The Blade stripped bare. Unless you get one of these for a bargain price, forget using them as a server by themselves.The server has to be set up properly, not dangerously wired to something it wasn't designed for. Plus the huge advantage of running something like a Proliant is they have multiple network interfaces, so you can dedicate an entire card to a bridge, define a pile of taps and set your containers and VMs so that they appear like actual machines on the network. It's more secure and it's a tonne faster.
Techbuyer to the rescue
I wasn't completely in the hole just yet, the price of the blade was less than the price of the processors and memory. I hate to waste things but the rest of the blade is useless other than as spares, and given other people are also stripping these things for their memory and CPUs the spares are both plentiful and worthless. Off to the recycler for that part.
I contacted the people at Techbuyer (who I have bought server parts for my 330 before) and they happily sold me a bare-bones Proliant DL360 G7 rack server, which my memory and CPU would work in. The 360 has 4 high speed ethernet ports, 8 of the loudest fans in history and a single expansion slot (more on that later).
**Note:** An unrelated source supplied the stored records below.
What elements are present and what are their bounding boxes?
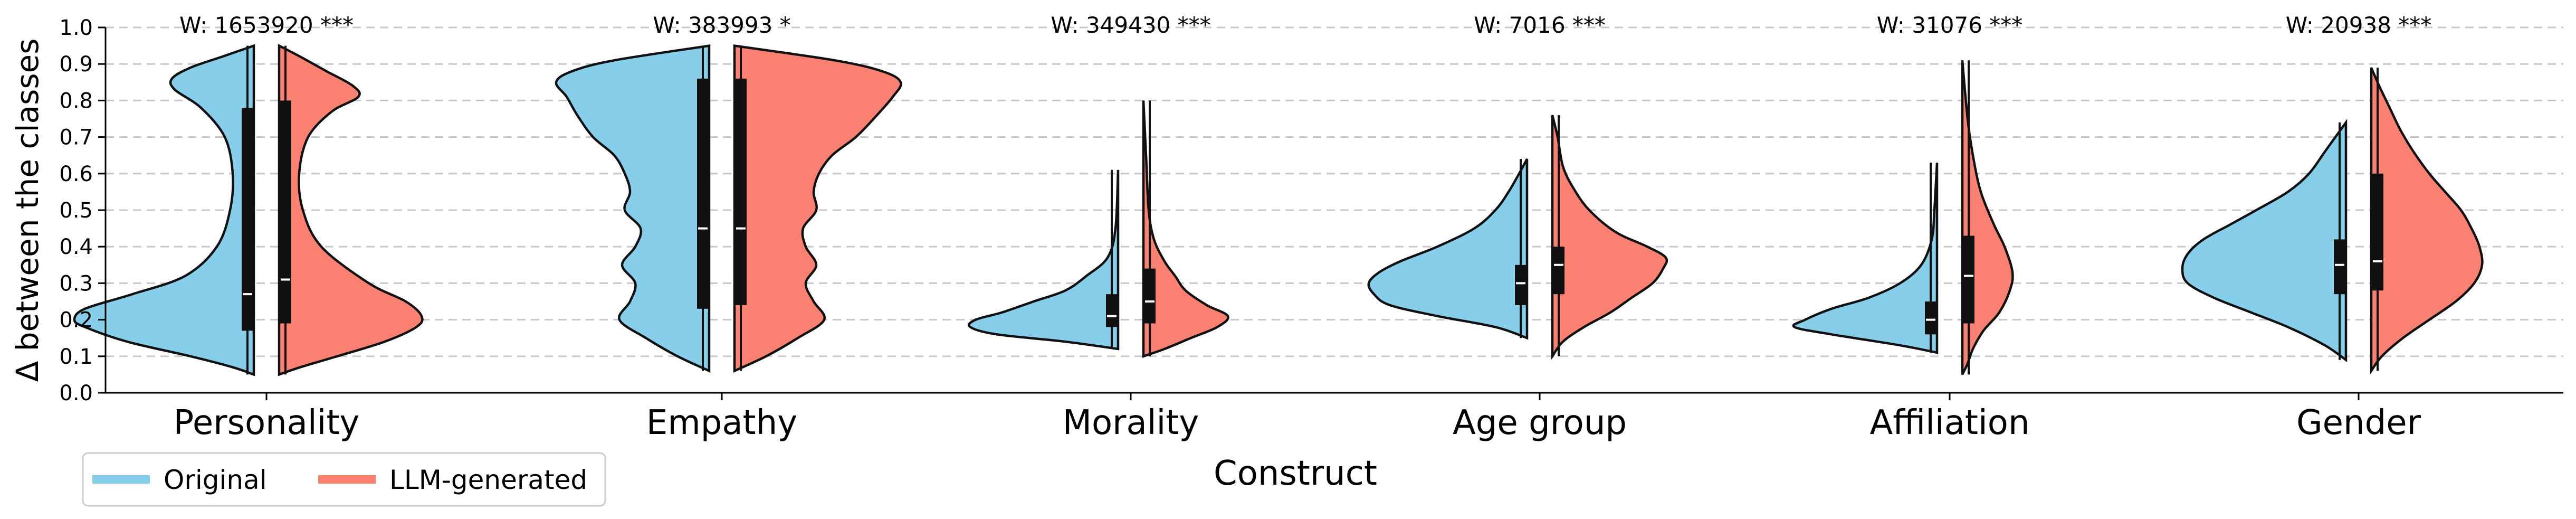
y-ticks: 0.0 0.1 0.2 0.3 0.4 0.5 0.6 0.7 0.8 0.9 1.0 bbox=[59, 16, 106, 405]
violin-llm-generated-affiliation bbox=[1961, 60, 2014, 375]
violin-original-empathy bbox=[555, 44, 711, 373]
violin-original-gender bbox=[2181, 118, 2348, 363]
y-tick-label: 0.0 bbox=[59, 381, 93, 405]
violin-original-morality bbox=[968, 169, 1120, 351]
wilcoxon-labels: W: 1653920 *** W: 383993 * W: 349430 *** W:… bbox=[179, 12, 2431, 38]
x-tick-label: Personality bbox=[174, 403, 360, 442]
y-tick-label: 0.6 bbox=[59, 162, 93, 186]
violin-original-age-group bbox=[1367, 158, 1529, 340]
iqr-box-original bbox=[697, 78, 709, 309]
iqr-box-original bbox=[242, 108, 253, 331]
y-tick-label: 0.7 bbox=[59, 126, 93, 150]
y-tick-label: 1.0 bbox=[59, 16, 93, 40]
wilcoxon-label: W: 383993 * bbox=[653, 12, 790, 38]
x-tick-label: Empathy bbox=[646, 403, 797, 442]
x-tick-label: Gender bbox=[2296, 403, 2421, 442]
x-tick-label: Morality bbox=[1063, 403, 1199, 442]
y-tick-label: 0.5 bbox=[59, 199, 93, 223]
y-tick-label: 0.1 bbox=[59, 345, 93, 369]
y-tick-label: 0.9 bbox=[59, 52, 93, 77]
iqr-box-llm-generated bbox=[2372, 173, 2383, 291]
x-axis-label: Construct bbox=[1214, 454, 1377, 493]
y-tick-label: 0.8 bbox=[59, 89, 93, 113]
wilcoxon-label: W: 20938 *** bbox=[2286, 12, 2432, 38]
wilcoxon-label: W: 31076 *** bbox=[1877, 12, 2023, 38]
iqr-box-original bbox=[1106, 294, 1118, 327]
iqr-box-original bbox=[2334, 239, 2345, 295]
iqr-box-llm-generated bbox=[735, 78, 747, 305]
iqr-box-llm-generated bbox=[1963, 235, 1974, 324]
wilcoxon-label: W: 349430 *** bbox=[1051, 12, 1210, 38]
iqr-box-llm-generated bbox=[1553, 247, 1564, 295]
x-tick-label: Affiliation bbox=[1869, 403, 2029, 442]
legend-label-llm-generated: LLM-generated bbox=[389, 465, 587, 495]
wilcoxon-label: W: 7016 *** bbox=[1474, 12, 1606, 38]
iqr-box-llm-generated bbox=[1144, 268, 1156, 324]
x-ticks: Personality Empathy Morality Age group Affil… bbox=[174, 393, 2421, 442]
y-axis-label: Δ between the classes bbox=[9, 39, 45, 382]
y-tick-label: 0.3 bbox=[59, 271, 93, 296]
y-tick-label: 0.2 bbox=[59, 308, 93, 333]
iqr-box-llm-generated bbox=[280, 100, 291, 324]
legend-label-original: Original bbox=[164, 465, 267, 495]
iqr-box-original bbox=[1515, 265, 1526, 305]
y-tick-label: 0.4 bbox=[59, 235, 93, 259]
violin-original-affiliation bbox=[1792, 162, 1939, 354]
violin-llm-generated-personality bbox=[278, 43, 424, 376]
grid-lines bbox=[106, 26, 2563, 357]
x-tick-label: Age group bbox=[1453, 403, 1627, 442]
violin-llm-generated-gender bbox=[2370, 67, 2484, 375]
legend: Original LLM-generated bbox=[82, 452, 606, 507]
violins bbox=[73, 43, 2484, 376]
violin-original-personality bbox=[73, 44, 255, 376]
violin-llm-generated-empathy bbox=[733, 44, 902, 373]
iqr-box-original bbox=[1925, 301, 1936, 335]
wilcoxon-label: W: 1653920 *** bbox=[179, 12, 354, 38]
violin-llm-generated-morality bbox=[1142, 100, 1229, 358]
violin-llm-generated-age-group bbox=[1551, 115, 1668, 360]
Bench testing the new lab setup. Actually, that's a kitchen table not a bench. My wife is very understandingPlan: Hit the ground running
I want to see if it all works before we head down to our shed in a few days, so the only thing to do is to test everything. The Ubiquiti router is trivial to setup, it offers a web interface as well as a CLI but the initial setup is easiest over the web. I hooked up the eth0 port to a little Sony Vaio laptop and used the wizards to do a basic configuration: eth0 is the internet connection, eth9 plugged into the Covr box. D-Link annoyingly uses a phone based app to do their setup but it's easy enough to navigate once installed. This is setup with 2 Covr points running in bridge mode. A quick test and I can see the Ubiquiti is doing the DHCP properly and my phone is on the Covr wireless network. The second point is upstairs. I have a benchtop D-Link POE switch there (the Cassia Networks X1000 we use for Bluetooth use POE), plugging the Covr into that switch and all the upstairs gear is now connected to the internet. It works!
The bit where it all comes unstuck
Don't be me. Do some research before you decide to make a frankenserverSo I have my mock-up network, now I need to pillage the blade and build the new rack server. Except the CPU heatsinks...don't fit. They use a different mounting system to the correct heat sinks. Techbuyer don't have any (well, they don't want to sell them without CPUs) and ebay has a single one in Australia. A pair will come from the US ($10 each I think) but shipping at the moment is hit and miss so I don't know whether I will see them tomorrow or in two months. The solution? Take a hacksaw to the ears of the blade heatsinks and cable tie them on. It is not pretty but it works. They are also too tall but as a temporary solution they work fine with a little duct tape around the cover to make sure the airflow is close to correct.
One of the functions of that server is to run a Macintosh OSX VM, which works a lot better if you can dedicate a video card to it. For those purposes, an ATI HD6570 was bought (note: these are cheap but super capable) and now nestles in the back of the rack server. Debian 11 is now installed on here and it's ready to go. The entire network (including the printer!) is working as if installed in our shed so bring on Monday!